Es ist den alten Zeugnislisten zu entnehmen, dass Doritta in der Klasse IV b zusammen mit Eva Alsberg, Ellen Süskind und Elsie Berg war. Doritta muss eine gute Schülerin gewesen sein. So erzielte sie in der Klasse des Lehrers Schmidt Noten zwischen 1 und 3. Ihr Gesamterfolg wurde als “voll ausreichend” bezeichnet. Entgegen der Annahme, dass sich eine solche Beurteilung heutzutage im schlechteren Notenbereich bewegt, bezeugte diese Bezeichnung zu Dorittas Schulzeit noch eine gute Leistung. Bemerkungen bezüglich ihrer Person bestätigen, dass sie eine gute Schülerin gewesen ist, so steht eine einzige negative Bemerkung “schwerfällig” vielen positiven Bewertungen wie z.B.: “erfreulich”, “strebend” oder “pflichttreu” und weiteren gegenüber. Sie wurde versetzt.
Auch weiterhin scheint sie trotz der vielen Maßnahmen gegen jüdische Schülerinnen gute Leistungen erbracht zu haben. Aus den Zeugnislisten von 1937 geht hervor, dass Doritta auch hier in allen drei Trimestern wieder “voll ausreichende” Leistungen erbrachte. Unter dem neuen Lehrer Dr.

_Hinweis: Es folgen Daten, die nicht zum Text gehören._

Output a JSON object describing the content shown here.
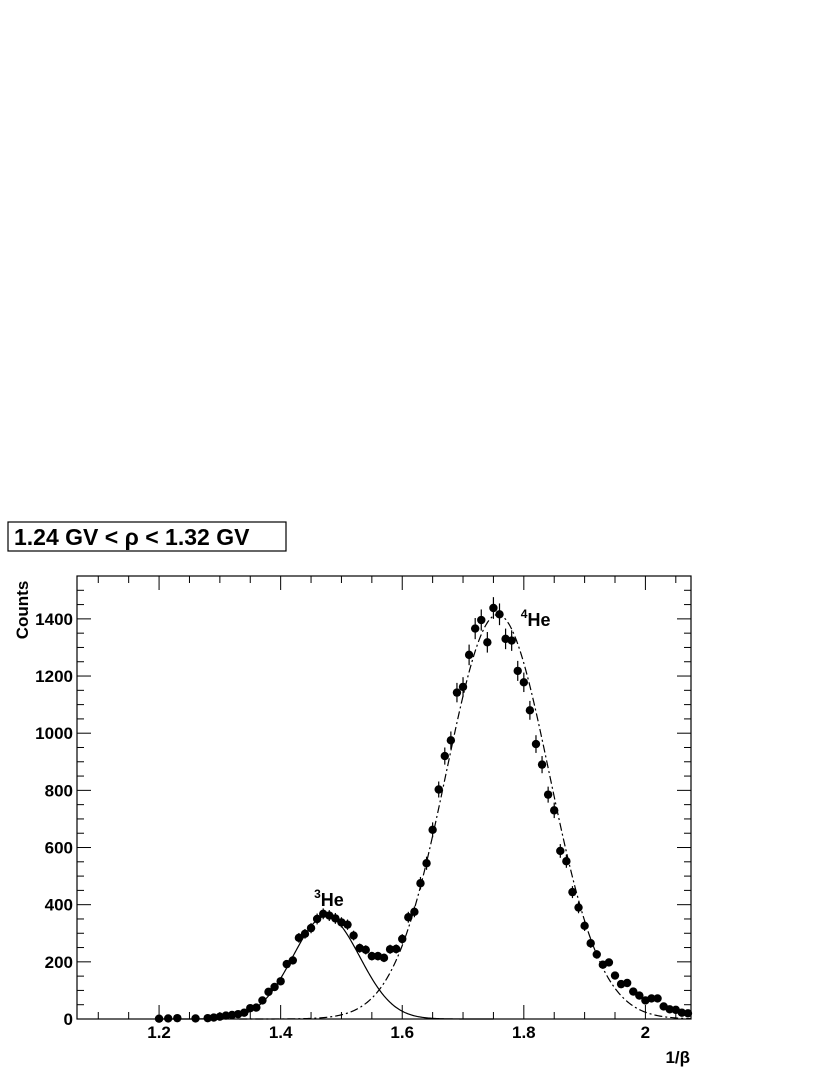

Stieler erzielte sie hier Noten im Bereich von 2-3 und wurde ohne weitere Bemerkungen in die Obertertia versetzt, sie wird als “fleißig” und “eifrig” bezeichnet. Auch hier finden sich Beurteilungen zu Dorittas Person, die teilweise widersprüchlich klingen, was auf die verschiedenen subjektiven Beurteilungen der Lehrer, die teils auf Vorurteilen beruht haben können, zurückzuführen ist.
Sie besuchte die Schule mindestens bis Ostern 1938, da sie zu diesem Zeitpunkt in die Obertertia, die neunte Klasse, versetzt wurde. Sie musste die Schule, genau wie die anderen drei Mädchen, im Verlauf des Jahres 1938 verlassen, unklar ist jedoch, wann genau. Ihr Sohn Patrick Gallet sagte aus, dass sie die Schule schon Anfang 1938 aufgrund ihres “israelitischen” Glaubens verließ, jedoch macht es Sinn, dass Sie frühestens Ostern 1938, mit ihrer Versetzung in die neunte Klasse und spätestens mit dem “Erlass zum Schulunterricht an Juden” vom 15.11.1938, der den Schulbesuch jüdischer Kinder verbot, die Schule verließ. In der Gedenkstelle Jawne liegt kein Nachweis dafür vor, dass Doritta nach dem Verlassen der Königin-Luise-Schule noch wie andere jüdische Mitschülerinnen das jüdische Reformrealgymnasium besuchte.